- Born: 22 May 1979 Chamonix, France
- Disappeared: Hornbein Couloir, Mount Everest, China
- Died: 8 September 2002 (aged 23)
- Occupation: Extreme snowboarder
- Years active: 1995–2002
- Known for: First snowboard descent from Mount Everest
- Parent(s): Phillipe and Michelle Siffredi
- Relatives: Valerie (sister), Pierre (brother)

= Marco Siffredi =

French snowboarder and mountaineer (1979–2002)

Marco Siffredi (22 May 1979 - 8 September 2002) was a French snowboarder and mountaineer. Siffredi was the first to descend Mount Everest on a snowboard, completing this feat in 2001 via the Norton Couloir. In 2002, after making his second Everest summit, he disappeared while attempting to descend the mountain by snowboarding down the Hornbein Couloir; his body has never been found.

== Life ==
Siffredi was born in Chamonix, France in 1979 and hailed from a climbing family; his father was a mountain guide, and his older brother Pierre had died in an avalanche in their hometown of Chamonix, France. Originally a skier, Siffredi began snowboarding in 1995. In his early years, Marco Siffredi made several first descents in the Chamonix valley before extending his horizons to bigger peaks. The next year, he made a descent from the Mallory track on the North Face of the Aiguille du Midi, a descent of 1000 m with passages of more than a 50-degree incline. At the end of the season, he made the first snowboard descent of the Chardonnet. In 1998, he headed to Peru where he summited and successfully descended Tocllaraju (6,032 m) with Philippe Forte and René Robert.

In June 1999, he made the second-ever descent of the Nant-Blanc face on the Aiguille Verte, and the first ever by snowboard, after Jean-Marc Boivin’s ski descent in 1989. Later that season, he headed to the Himalayas and made the first descent of Dorje Lhakpa by snowboard (6,988 meters). Siffredi's descent of the mountain lasted about 3,000 feet, including areas of 55 degrees in steepness. He completed this feat without the use of supplemental oxygen.

In June 2000, he summited Bolivia's Huayna Potosi (6,088 meters) and that fall, he summited and snowboarded his first eight-thousander, Cho Oyu.

== First Everest descent ==
Siffredi reached the summit of Everest, the world's tallest peak, on 23 May 2001, with the help of oxygen along with two Sherpas who brought the equipment. He spent an hour at the summit before beginning his descent. He was forced to choose an alternative route to the one he considered the "Holy Grail" of snowboarding, as the Hornbein Couloir did not have enough snow. Instead, he rode down the Norton Couloir back to Advanced Base Camp (ABC) at the foot of the North Col. Then he began the descent down the Norton Couloir of the north face, but after 200 m a fastening strap on his snowboard broke due to the cold. After repairing it with help from a sherpa, Siffredi continued the descent to 6400 m in two hours.

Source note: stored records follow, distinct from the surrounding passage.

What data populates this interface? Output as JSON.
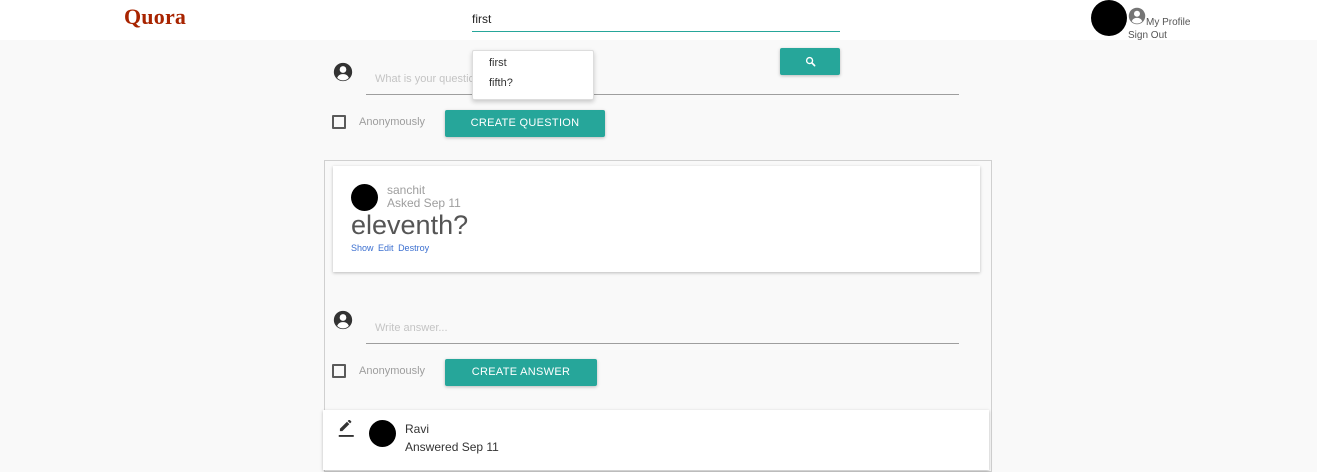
{
  "header": {
    "logo": "Quora",
    "search": {
      "value": "first",
      "placeholder": ""
    },
    "search_button_icon": "search-icon",
    "profile_link": "My Profile",
    "sign_out_link": "Sign Out"
  },
  "autocomplete": {
    "items": [
      "first",
      "fifth?"
    ]
  },
  "ask_form": {
    "placeholder": "What is your question?",
    "anonymous_label": "Anonymously",
    "submit_label": "CREATE QUESTION"
  },
  "question": {
    "author": "sanchit",
    "date": "Asked Sep 11",
    "title": "eleventh?",
    "actions": [
      "Show",
      "Edit",
      "Destroy"
    ]
  },
  "answer_form": {
    "placeholder": "Write answer...",
    "anonymous_label": "Anonymously",
    "submit_label": "CREATE ANSWER"
  },
  "answer": {
    "author": "Ravi",
    "date": "Answered Sep 11"
  },
  "colors": {
    "accent": "#26a69a",
    "logo": "#a82400",
    "link": "#3b6fd0"
  }
}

The day before, on 22 May Austrian climber Stefan Gatt reached the summit alone and without using oxygen. He went on a snowboard up to 8600 m along the north wall, but at that altitude he found very hard snow and decided to continue without snowboarding. There were disputes about who would be awarded the first snowboard descent of Everest, as Gatt got out first, but did not use a snowboard for about 1000 m. The site everestnews.com attributed primacy to Siffredi but the Transworld Snowboarding magazine recognised merits and demerits to both, so the record was shared.

==Shishapangma attempt==

In autumn 2001, Siffredi climbed Shishapangma in the Himalayas (8027 m) with the intention of making the entire descent by snowboard, but strong winds prevented the attempt.

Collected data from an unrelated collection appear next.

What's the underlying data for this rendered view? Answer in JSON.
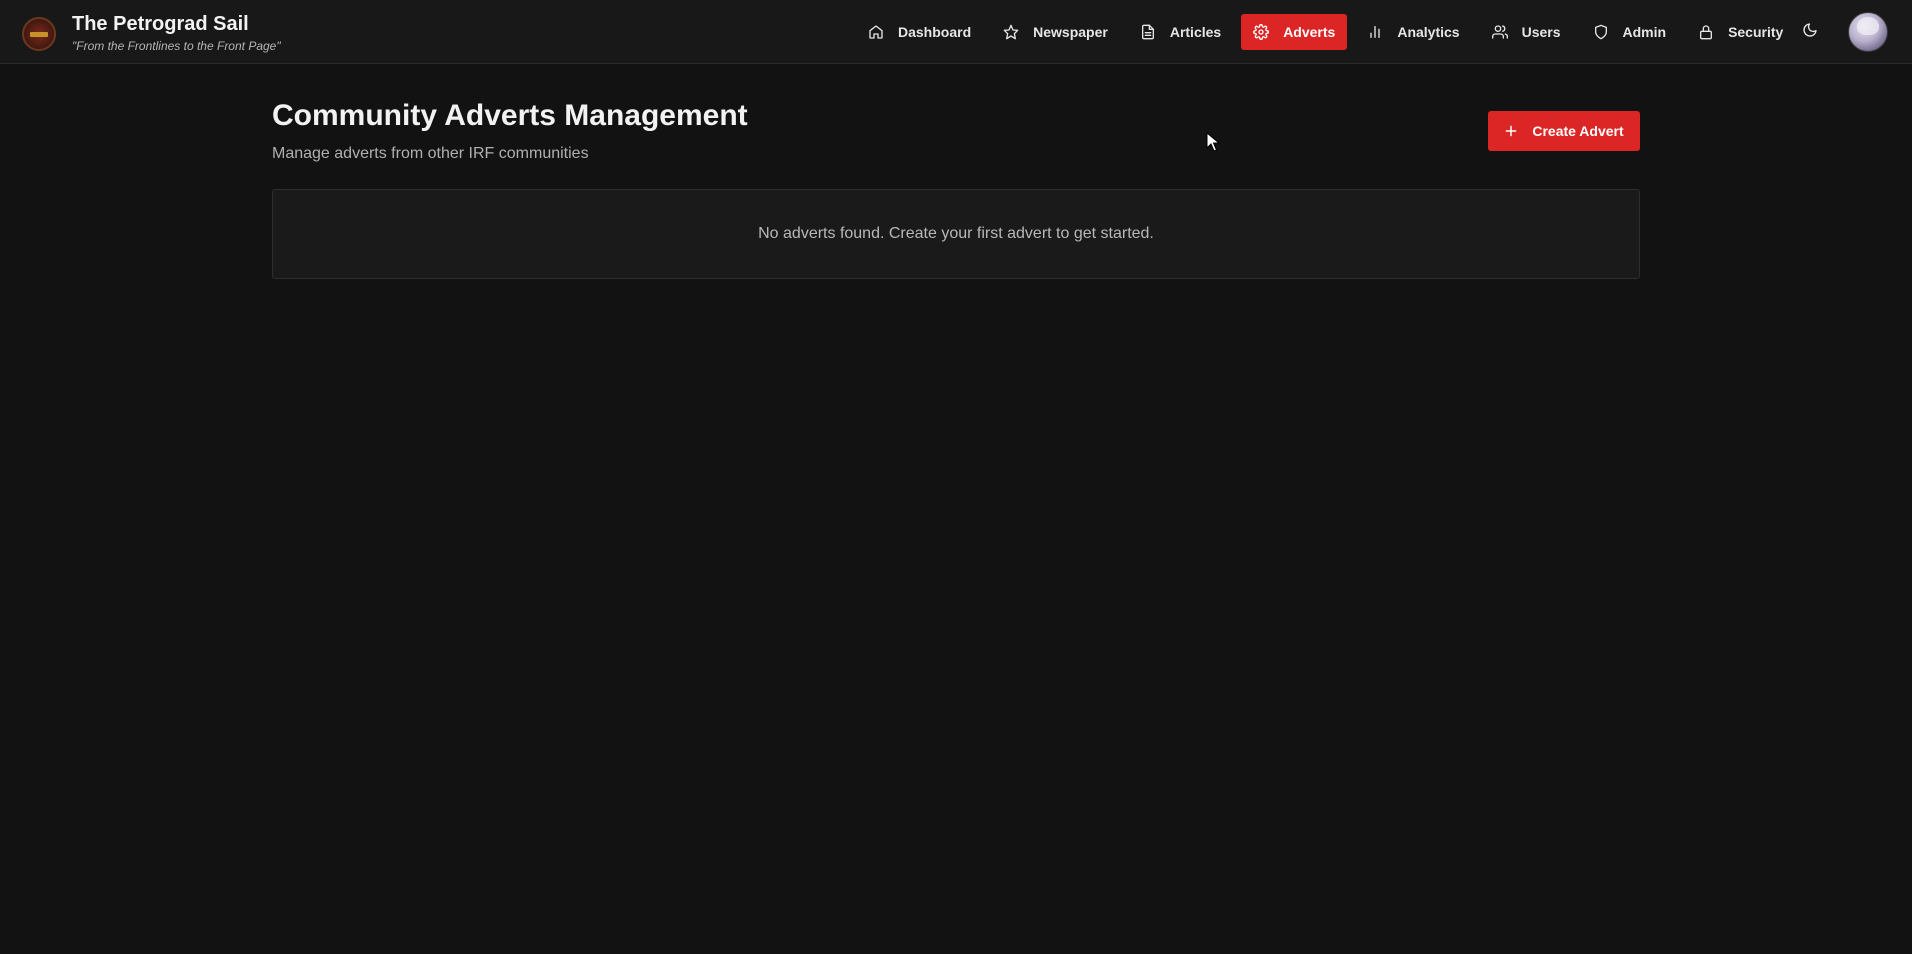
{
  "app": {
    "title": "The Petrograd Sail",
    "tagline": "\"From the Frontlines to the Front Page\""
  },
  "nav": {
    "items": [
      {
        "label": "Dashboard",
        "icon": "home-icon"
      },
      {
        "label": "Newspaper",
        "icon": "star-icon"
      },
      {
        "label": "Articles",
        "icon": "document-icon"
      },
      {
        "label": "Adverts",
        "icon": "gear-icon",
        "active": true
      },
      {
        "label": "Analytics",
        "icon": "bar-chart-icon"
      },
      {
        "label": "Users",
        "icon": "users-icon"
      },
      {
        "label": "Admin",
        "icon": "shield-icon"
      },
      {
        "label": "Security",
        "icon": "lock-icon"
      }
    ],
    "theme_toggle_icon": "moon-icon"
  },
  "page": {
    "title": "Community Adverts Management",
    "subtitle": "Manage adverts from other IRF communities",
    "create_button_label": "Create Advert",
    "create_button_icon": "plus-icon",
    "empty_message": "No adverts found. Create your first advert to get started."
  },
  "colors": {
    "accent": "#dc2626",
    "background": "#121212",
    "header": "#181818"
  }
}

== Second Everest descent ==
Early in August 2002, Siffredi departed for Nepal, intending to make the first snowboard descent of Everest along the Hornbein Couloir. It was late in the season for summiting Everest, but Siffredi hoped that the passage would have more snow. On August 10, he left Kathmandu with three Sherpa guides (Phurba, Pa Nuru and Da Tenzing), reaching base camp in Tibet on August 14. On September 7, the group reached the advanced field at 8300 m. On 8 September 2002, Siffredi and the sherpas reached the summit at 2:10 p.m. According to Phurba Tashi, however, Siffredi showed little enthusiasm for the accomplishment, commenting that he was "Tired, tired...too much climbing..." The ascent had taken 13 hours.

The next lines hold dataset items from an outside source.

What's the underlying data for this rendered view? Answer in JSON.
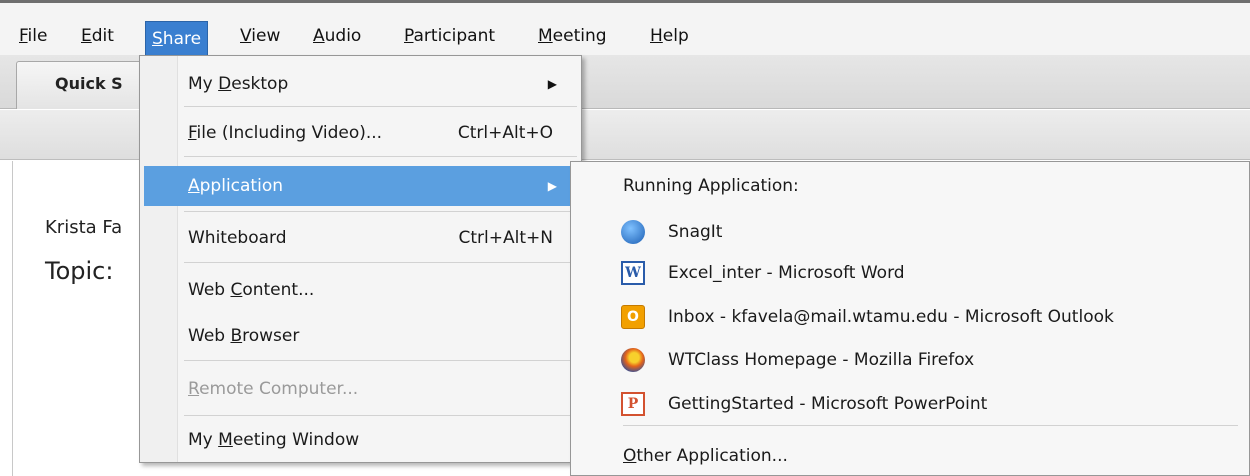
{
  "menubar": {
    "items": [
      {
        "id": "file",
        "mnemonic": "F",
        "rest": "ile"
      },
      {
        "id": "edit",
        "mnemonic": "E",
        "rest": "dit"
      },
      {
        "id": "share",
        "mnemonic": "S",
        "rest": "hare"
      },
      {
        "id": "view",
        "mnemonic": "V",
        "rest": "iew"
      },
      {
        "id": "audio",
        "mnemonic": "A",
        "rest": "udio"
      },
      {
        "id": "participant",
        "mnemonic": "P",
        "rest": "articipant"
      },
      {
        "id": "meeting",
        "mnemonic": "M",
        "rest": "eeting"
      },
      {
        "id": "help",
        "mnemonic": "H",
        "rest": "elp"
      }
    ]
  },
  "tabs": {
    "quick_start": "Quick S"
  },
  "content": {
    "host_name": "Krista Fa",
    "topic_label": "Topic:"
  },
  "share_menu": {
    "my_desktop": {
      "pre": "My ",
      "mn": "D",
      "post": "esktop"
    },
    "file": {
      "pre": "",
      "mn": "F",
      "post": "ile (Including Video)...",
      "shortcut": "Ctrl+Alt+O"
    },
    "application": {
      "pre": "",
      "mn": "A",
      "post": "pplication"
    },
    "whiteboard": {
      "label": "Whiteboard",
      "shortcut": "Ctrl+Alt+N"
    },
    "web_content": {
      "pre": "Web ",
      "mn": "C",
      "post": "ontent..."
    },
    "web_browser": {
      "pre": "Web ",
      "mn": "B",
      "post": "rowser"
    },
    "remote_computer": {
      "pre": "",
      "mn": "R",
      "post": "emote Computer..."
    },
    "my_meeting_window": {
      "pre": "My ",
      "mn": "M",
      "post": "eeting Window"
    }
  },
  "app_menu": {
    "heading": "Running Application:",
    "items": [
      {
        "label": "SnagIt",
        "icon": "snagit-icon"
      },
      {
        "label": "Excel_inter - Microsoft Word",
        "icon": "word-icon",
        "glyph": "W"
      },
      {
        "label": "Inbox - kfavela@mail.wtamu.edu - Microsoft Outlook",
        "icon": "outlook-icon",
        "glyph": "O"
      },
      {
        "label": "WTClass Homepage - Mozilla Firefox",
        "icon": "firefox-icon"
      },
      {
        "label": "GettingStarted - Microsoft PowerPoint",
        "icon": "powerpoint-icon",
        "glyph": "P"
      }
    ],
    "other": {
      "mn": "O",
      "post": "ther Application..."
    }
  }
}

After weather conditions began to change, the Sherpas urged Siffredi not to go. Siffredi ignored their warnings and after an hour's rest, began making his way towards the Hornbein just after 3 p.m. His sherpa companions lost sight of him periodically. At the North Col, about 1300 m below Camp Three, both Sherpas reported seeing the distant image of a man stand up, then slide silently down the mountain. As they reached the point of the sighting, Siffredi's snowboard tracks were not to be seen. His body has not been found.